Please Welcome Saraghina
My cell phone vibrated like a small rodent chewing on my leg, and by the time I'd extracted it from my pants pocket, all I could hear was labored breathing on the other end of the line. Suddenly, a voice blurted out: "You're not gonna believe this, but an incredible pizza parlor has just opened up in my neighborhood."
"Calm down a minute. Where is it?" I asked, recognizing the voice and trying not to sound too interested.
"At the corner of Halsey and Lewis, two blocks away. You don't understand," she continued dramatically. "We've never had great pizza in Bed-Stuy before."
Saraghina—named after the fat, frowsy prostitute in Federico Fellini's 8½—has landed at the corner of Halsey Street and Lewis Avenue like the silvery spaceship in the movie. It occupies an ancient framed structure that might have been dragged from North Carolina, sporting a hot and claustrophobic front dining room, a wood-burning oven, and a modern kitchen halfway back that connects to a rear dining room by a series of secret passages your waiter will help you navigate (take a wrong turn, and you end up outside, in an alleyway). The rear chamber is white and lined with glass cases, making it look like a pickling plant or mortuary operating room. Seek egress from that back room, and find a garden as pretty as any in Italy—only surrounded by cluttered tenement yards instead of grapevines and olive trees.
The proprietors are from Emilia-Romagna, the region of northern Italy responsible for balsamic vinegar, mustard-oil pickles called mustarda, and a plethora of cured pork products like mortadella, culatello, and prosciutto. The proprietors know their hams, and one of the best starters is the $19 charcuterie assortment, garnished with walnuts, pistachios, grapes, honey, and fruit mustarda, offered on a wooden cutting board that can barely contain the profusion. (Our fave? A rustic neck-meat ham called capocollo.) A cheese platter at the same price isn't as impressive.

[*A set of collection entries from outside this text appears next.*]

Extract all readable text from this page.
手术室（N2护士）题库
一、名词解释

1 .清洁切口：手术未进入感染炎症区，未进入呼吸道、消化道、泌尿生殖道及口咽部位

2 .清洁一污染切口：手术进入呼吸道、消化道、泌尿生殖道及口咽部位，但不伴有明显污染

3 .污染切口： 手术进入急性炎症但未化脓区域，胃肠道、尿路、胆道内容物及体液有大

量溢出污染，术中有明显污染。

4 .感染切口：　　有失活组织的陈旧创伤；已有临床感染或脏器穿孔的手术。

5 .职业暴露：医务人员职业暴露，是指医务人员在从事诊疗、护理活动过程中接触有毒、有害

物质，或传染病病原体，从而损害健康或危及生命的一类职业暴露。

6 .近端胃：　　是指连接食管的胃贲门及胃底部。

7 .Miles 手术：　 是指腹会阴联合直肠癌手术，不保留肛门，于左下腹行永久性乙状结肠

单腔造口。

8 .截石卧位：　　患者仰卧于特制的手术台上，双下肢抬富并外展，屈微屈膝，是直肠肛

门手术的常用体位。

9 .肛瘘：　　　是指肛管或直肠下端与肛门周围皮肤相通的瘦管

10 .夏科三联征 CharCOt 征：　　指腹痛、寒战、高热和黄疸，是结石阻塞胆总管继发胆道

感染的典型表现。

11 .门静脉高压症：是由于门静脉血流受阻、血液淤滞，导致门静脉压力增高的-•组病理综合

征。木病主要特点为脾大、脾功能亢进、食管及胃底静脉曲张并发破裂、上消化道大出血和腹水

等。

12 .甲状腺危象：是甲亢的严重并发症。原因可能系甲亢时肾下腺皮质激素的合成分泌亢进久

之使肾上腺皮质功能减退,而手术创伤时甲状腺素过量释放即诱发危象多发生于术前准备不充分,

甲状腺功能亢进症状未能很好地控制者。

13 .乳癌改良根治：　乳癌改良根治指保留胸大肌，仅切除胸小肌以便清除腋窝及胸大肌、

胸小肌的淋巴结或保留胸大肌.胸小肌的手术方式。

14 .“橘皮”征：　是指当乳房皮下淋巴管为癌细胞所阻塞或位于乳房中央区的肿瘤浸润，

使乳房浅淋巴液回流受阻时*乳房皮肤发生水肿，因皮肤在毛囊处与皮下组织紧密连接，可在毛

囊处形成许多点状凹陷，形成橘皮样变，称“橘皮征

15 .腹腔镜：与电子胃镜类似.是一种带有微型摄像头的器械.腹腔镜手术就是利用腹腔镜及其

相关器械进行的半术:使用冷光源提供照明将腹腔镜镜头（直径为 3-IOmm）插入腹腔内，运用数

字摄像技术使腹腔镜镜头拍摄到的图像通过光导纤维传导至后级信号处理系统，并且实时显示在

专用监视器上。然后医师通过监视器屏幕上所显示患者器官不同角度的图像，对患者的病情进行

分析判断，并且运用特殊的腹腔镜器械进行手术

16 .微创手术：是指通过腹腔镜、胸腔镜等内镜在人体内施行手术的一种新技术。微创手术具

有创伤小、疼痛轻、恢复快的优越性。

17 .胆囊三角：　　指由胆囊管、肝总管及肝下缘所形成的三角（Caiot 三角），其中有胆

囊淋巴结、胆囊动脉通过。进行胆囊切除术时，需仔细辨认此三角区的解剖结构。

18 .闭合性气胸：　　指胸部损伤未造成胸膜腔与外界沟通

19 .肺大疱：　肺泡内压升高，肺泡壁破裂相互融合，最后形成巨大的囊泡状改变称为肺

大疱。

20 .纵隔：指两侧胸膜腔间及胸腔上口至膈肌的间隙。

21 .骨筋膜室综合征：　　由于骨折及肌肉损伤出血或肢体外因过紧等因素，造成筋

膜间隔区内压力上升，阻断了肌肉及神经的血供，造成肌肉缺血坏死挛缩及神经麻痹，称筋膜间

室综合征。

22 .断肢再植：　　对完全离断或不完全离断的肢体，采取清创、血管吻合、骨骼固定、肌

The list of special apps, which changes daily, is twice the length of the regular antipasto list. Sometimes the selections are thrilling, like the gorgeous swordfish carpaccio ($13) pinwheeled on the plate, engulfed in green olive oil and shotgunned with whole pink peppercorns. With a tip of the hat to Brooklyn's Italian-Americans, a plate of raw littlenecks is offered in their shells, with lemon wedges as the sole accompaniment. Festooned with fresh mint, the starter of luscious melon with strips of prosciutto totally rocks, a dish seen at nearly every trattoria and osteria in Italy, but often considered too old-hat here.
Though pizza is Saraghina's raison d'être , the pie list is comically short. That's OK, because the special apps list includes pastas, of which the simple spaghetti with fresh tomatoes and basil ($12) turned out to be the best evocation I've had this year. Don't discount the possibility of putting a meal together entirely of appetizers—in this regard, you should consider the octopus salad as well as the shaved fennel salad heaped with grated Parmesan, which looks like a snow scene on a Currier & Ives calendar. Skip the monkfish, which isn't sustainable.

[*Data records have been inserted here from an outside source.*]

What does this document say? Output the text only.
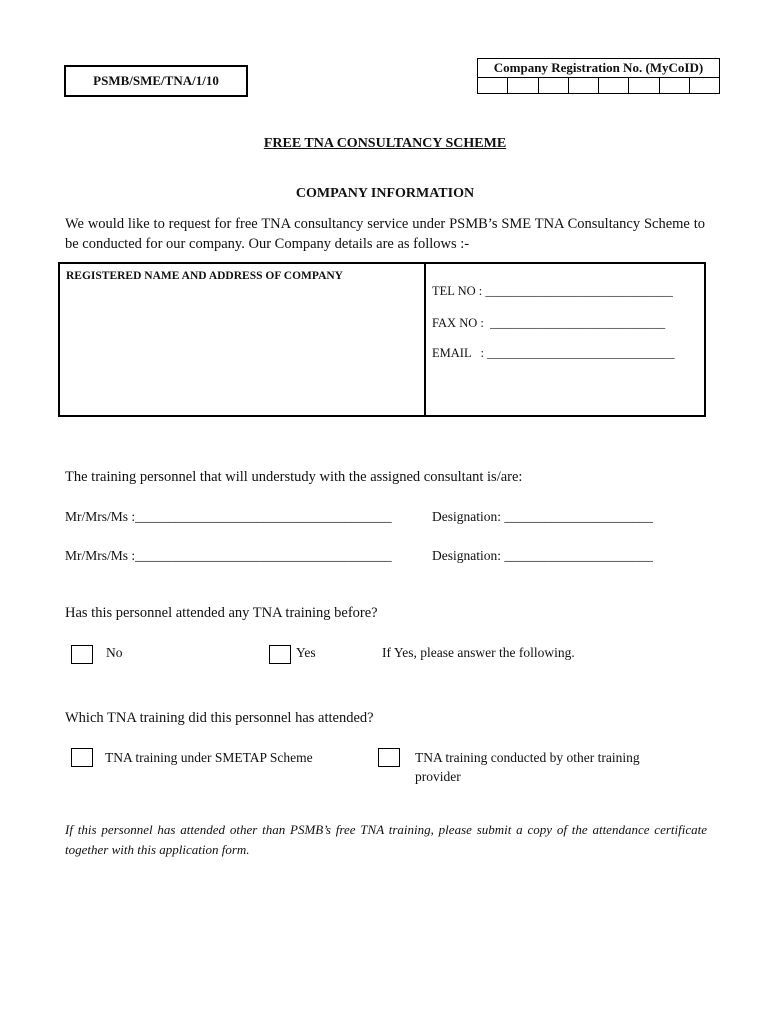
PSMB/SME/TNA/1/10
Company Registration No. (MyCoID)
FREE TNA CONSULTANCY SCHEME
COMPANY INFORMATION
We would like to request for free TNA consultancy service under PSMB’s SME TNA Consultancy Scheme to be conducted for our company. Our Company details are as follows :-
REGISTERED NAME AND ADDRESS OF COMPANY
TEL NO : ______________________________
FAX NO :  ____________________________
EMAIL   : ______________________________
The training personnel that will understudy with the assigned consultant is/are:
Mr/Mrs/Ms :______________________________________	Designation: ______________________
Mr/Mrs/Ms :______________________________________	Designation: ______________________
Has this personnel attended any TNA training before?
No	Yes	If Yes, please answer the following.
Which TNA training did this personnel has attended?
TNA training under SMETAP Scheme	TNA training conducted by other training
provider
If this personnel has attended other than PSMB’s free TNA training, please submit a copy of the attendance certificate together with this application form.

But why avoid the pizzas when they're this perfect? With no claims to making the "true pizza of Naples," these dudes are smart enough to concoct pies that resemble that city's in the fine texture of the bread and simplicity of the ingredients, while being a bit larger and hence more shareable. Of the six offered, the margherita ($13) is the best; though you might be tempted to pay an extra two bucks for the buffalo mozzarella version, on the two occasions I enjoyed the lesser-priced pie, it came with mozzarella di bufala anyway.
My second favorite pie is the capocollo ($14), which uses a ham beloved of Apulians and Calabrians, who constitute a large share of Italian immigrants to Brooklyn. It curls up like a herd of small dogs on top of your pizza, and the concentrated saltiness enhances the inherent blandness of the dough and tomato sauce. The only pie I didn't dig was the ortolano: Draped with slices of zucchini and eggplant, the toppings are far too blah to make a scrumptious entrée.
At the time of this writing, the place is still BYOB. As a tribute to the proprietors, who have fused a Naples-style pizza parlor with Bolognese sensibilities, why not bring a light, fizzy red lambrusco, and let the bubbles dance on your tongue? It's like PBR mixed with Brunello, and there's nothing better to lubricate a Brooklyn backyard tenement twilight.